Chicago

Lightfoot Delays General Iron Permit Decision After EPA Head's Request

The U.S. Environmental Protection Agency chief requested the city of Chicago complete an analysis to consider potential health effects of the shredding facility

Chicago Mayor Lori Lightfoot on Friday delayed the decision on whether to issue a permit to a proposed controversial medal shredding facility on the city's industrial-heavy Southeast Side following a suggestion from a top U.S. environmental official to conduct a "robust analysis" before such a decision is made.

Last year, Reserve Management Group closed its General Iron car-shredding facility in the predominantly white and affluent Lincoln Park neighborhood. The company plans to open a rebranded facility, Southside Recycling, in a predominantly Latino community near the Illinois/Indiana border, but has been met with opposition.

In a letter to Lightfoot dated Friday, U.S. Environmental Protection Administration Chief Michael Regan suggested that the city complete an environmental justice analysis, including a Health Impact Assessment, to consider the potential health effects of the proposed facility.

"Substantial data indicate the current conditions facing Chicago's Southeast Side epitomize the problem of environmental injustice, resulting from more than a half century of prior actions," Regan said.

The neighborhood ranks at the highest levels for many pollution indicators such as air toxics cancer risk, respiratory hazard, lead paint, hazardous waste proximity and wastewater discharges, according to the EPA chief.

Regan added he believes it's prudent that the city delays a decision on the pending permit until the analysis can be performed.

Later on Friday, Lightfoot released a statement explaining she directed the Chicago Department of Health to initiate an environmental study recommended by the EPA and to push back a decision on issuing the permit.

In late January, the EPA announced it was opening an environmental justice investigation into the state of Illinois' approval of a permit for the project.

Last fall, multiple residents filed a federal lawsuit against the city, Mayor Lori Lightfoot and others, claiming the city’s support to “relocate” General Iron’s operations amounts to a “racially-discriminatory decision.”

Addressing the controversy, Reserve Management Group CEO Steve Joseph wrote in a letter to the editor in the Chicago Sun-Times in November that he welcomed the chance to be held accountable during the permitting process and the project has “created hundreds of construction jobs and will keep more than 100 well-paying jobs in the city.”

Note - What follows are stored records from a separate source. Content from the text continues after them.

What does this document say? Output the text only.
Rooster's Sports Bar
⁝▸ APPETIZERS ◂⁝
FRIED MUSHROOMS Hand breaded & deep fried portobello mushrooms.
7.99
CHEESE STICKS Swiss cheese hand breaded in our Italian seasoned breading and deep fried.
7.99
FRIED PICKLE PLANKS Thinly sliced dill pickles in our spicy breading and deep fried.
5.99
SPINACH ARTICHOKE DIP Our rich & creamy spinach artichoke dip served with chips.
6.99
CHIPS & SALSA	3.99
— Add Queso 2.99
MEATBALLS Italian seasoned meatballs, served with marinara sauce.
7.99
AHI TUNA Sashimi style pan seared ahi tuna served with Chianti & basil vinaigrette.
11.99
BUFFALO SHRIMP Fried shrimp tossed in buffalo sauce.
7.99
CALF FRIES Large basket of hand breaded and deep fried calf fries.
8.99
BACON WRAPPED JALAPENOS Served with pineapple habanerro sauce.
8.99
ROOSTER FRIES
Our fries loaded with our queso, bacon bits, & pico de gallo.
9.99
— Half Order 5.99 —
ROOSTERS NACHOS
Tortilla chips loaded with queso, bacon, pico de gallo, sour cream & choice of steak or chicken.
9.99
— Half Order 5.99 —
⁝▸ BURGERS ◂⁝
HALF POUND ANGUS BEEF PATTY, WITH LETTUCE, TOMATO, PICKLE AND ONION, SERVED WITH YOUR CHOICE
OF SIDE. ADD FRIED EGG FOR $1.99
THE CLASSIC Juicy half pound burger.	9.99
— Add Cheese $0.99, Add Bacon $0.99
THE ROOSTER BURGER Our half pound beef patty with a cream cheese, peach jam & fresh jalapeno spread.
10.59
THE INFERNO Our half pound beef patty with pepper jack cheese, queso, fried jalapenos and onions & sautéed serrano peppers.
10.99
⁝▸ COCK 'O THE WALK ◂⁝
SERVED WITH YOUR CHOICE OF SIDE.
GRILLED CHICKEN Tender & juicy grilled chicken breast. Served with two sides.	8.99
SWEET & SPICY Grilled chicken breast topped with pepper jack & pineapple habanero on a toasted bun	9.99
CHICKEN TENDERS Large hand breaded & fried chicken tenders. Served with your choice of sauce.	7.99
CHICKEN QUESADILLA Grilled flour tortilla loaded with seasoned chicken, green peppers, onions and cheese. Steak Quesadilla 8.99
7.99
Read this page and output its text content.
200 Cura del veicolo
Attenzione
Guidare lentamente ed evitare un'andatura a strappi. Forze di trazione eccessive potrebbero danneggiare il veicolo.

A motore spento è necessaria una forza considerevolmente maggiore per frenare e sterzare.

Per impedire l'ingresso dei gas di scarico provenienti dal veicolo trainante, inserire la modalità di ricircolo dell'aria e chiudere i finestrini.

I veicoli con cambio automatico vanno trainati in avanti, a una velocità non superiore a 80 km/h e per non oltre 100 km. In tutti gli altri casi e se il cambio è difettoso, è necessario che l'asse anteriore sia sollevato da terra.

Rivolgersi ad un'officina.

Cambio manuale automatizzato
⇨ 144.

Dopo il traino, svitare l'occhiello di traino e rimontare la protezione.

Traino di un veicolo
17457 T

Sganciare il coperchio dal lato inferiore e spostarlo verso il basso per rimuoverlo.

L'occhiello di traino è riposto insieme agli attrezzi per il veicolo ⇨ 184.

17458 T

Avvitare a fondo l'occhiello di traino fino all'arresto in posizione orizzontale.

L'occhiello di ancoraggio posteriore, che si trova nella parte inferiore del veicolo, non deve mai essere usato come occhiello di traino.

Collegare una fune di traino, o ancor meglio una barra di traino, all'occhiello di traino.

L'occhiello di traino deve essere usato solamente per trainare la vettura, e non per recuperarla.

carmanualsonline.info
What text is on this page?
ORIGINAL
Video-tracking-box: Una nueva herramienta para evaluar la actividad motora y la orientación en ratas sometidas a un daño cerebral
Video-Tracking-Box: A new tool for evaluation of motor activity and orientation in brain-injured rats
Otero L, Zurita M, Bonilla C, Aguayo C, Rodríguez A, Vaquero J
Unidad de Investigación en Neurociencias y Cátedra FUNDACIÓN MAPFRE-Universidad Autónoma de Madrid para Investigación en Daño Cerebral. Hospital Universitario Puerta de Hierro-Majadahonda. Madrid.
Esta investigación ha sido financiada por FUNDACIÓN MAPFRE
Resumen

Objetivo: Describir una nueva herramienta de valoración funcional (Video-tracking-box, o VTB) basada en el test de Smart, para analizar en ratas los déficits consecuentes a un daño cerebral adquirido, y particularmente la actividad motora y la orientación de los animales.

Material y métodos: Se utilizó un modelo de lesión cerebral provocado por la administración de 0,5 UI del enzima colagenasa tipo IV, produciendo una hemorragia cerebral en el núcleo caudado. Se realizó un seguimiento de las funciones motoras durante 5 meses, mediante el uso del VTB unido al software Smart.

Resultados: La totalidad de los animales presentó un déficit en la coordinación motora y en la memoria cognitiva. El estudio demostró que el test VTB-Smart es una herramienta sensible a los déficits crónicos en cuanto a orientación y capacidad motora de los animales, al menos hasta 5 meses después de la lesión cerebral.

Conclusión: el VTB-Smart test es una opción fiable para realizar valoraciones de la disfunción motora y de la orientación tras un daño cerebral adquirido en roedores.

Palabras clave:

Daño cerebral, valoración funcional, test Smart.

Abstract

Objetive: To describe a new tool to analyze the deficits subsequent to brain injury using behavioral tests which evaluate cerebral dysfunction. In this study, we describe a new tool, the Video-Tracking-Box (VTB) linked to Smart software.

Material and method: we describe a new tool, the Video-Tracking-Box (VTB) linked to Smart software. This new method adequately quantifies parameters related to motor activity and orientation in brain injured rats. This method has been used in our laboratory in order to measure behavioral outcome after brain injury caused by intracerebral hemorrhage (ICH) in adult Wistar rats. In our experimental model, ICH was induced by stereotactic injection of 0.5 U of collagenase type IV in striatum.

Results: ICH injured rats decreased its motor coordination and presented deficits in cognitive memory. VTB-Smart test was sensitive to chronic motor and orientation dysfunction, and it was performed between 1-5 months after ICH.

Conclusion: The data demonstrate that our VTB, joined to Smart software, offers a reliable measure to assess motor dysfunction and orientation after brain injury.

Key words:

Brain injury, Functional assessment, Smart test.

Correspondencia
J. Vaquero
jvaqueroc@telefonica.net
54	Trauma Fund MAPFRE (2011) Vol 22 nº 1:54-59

"The racial, ethnic and income demographics of surrounding neighborhoods played no role in our considerations,” he added.

In the past decade, areas like the Southeast Side community have been fighting petroleum coke pollution, landfill sites, proposed coal plants and high concentrations of manganese, a neurotoxin linked to neurodegenerative diseases like Parkinson’s, according to Earthjustice, a nonprofit environmental law organization.

"Areas that are largely Latino, such as on the Southeast Side, have been a dumping ground where all the polluting industries have gone for many years,” said Jennifer Cassel, an attorney with the nonprofit.

In the letter to Mayor Lightfoot, Regan said he understands the permit is "only one piece of the complex environmental challenges facing the community in Chicago's Southeast Side."

"As we go forward, I want to assure you that U.S. EPA remains committed to working collaboratively with state and local partners to address our shared environmental priorities, advance equity and improve the health of all residents," he said.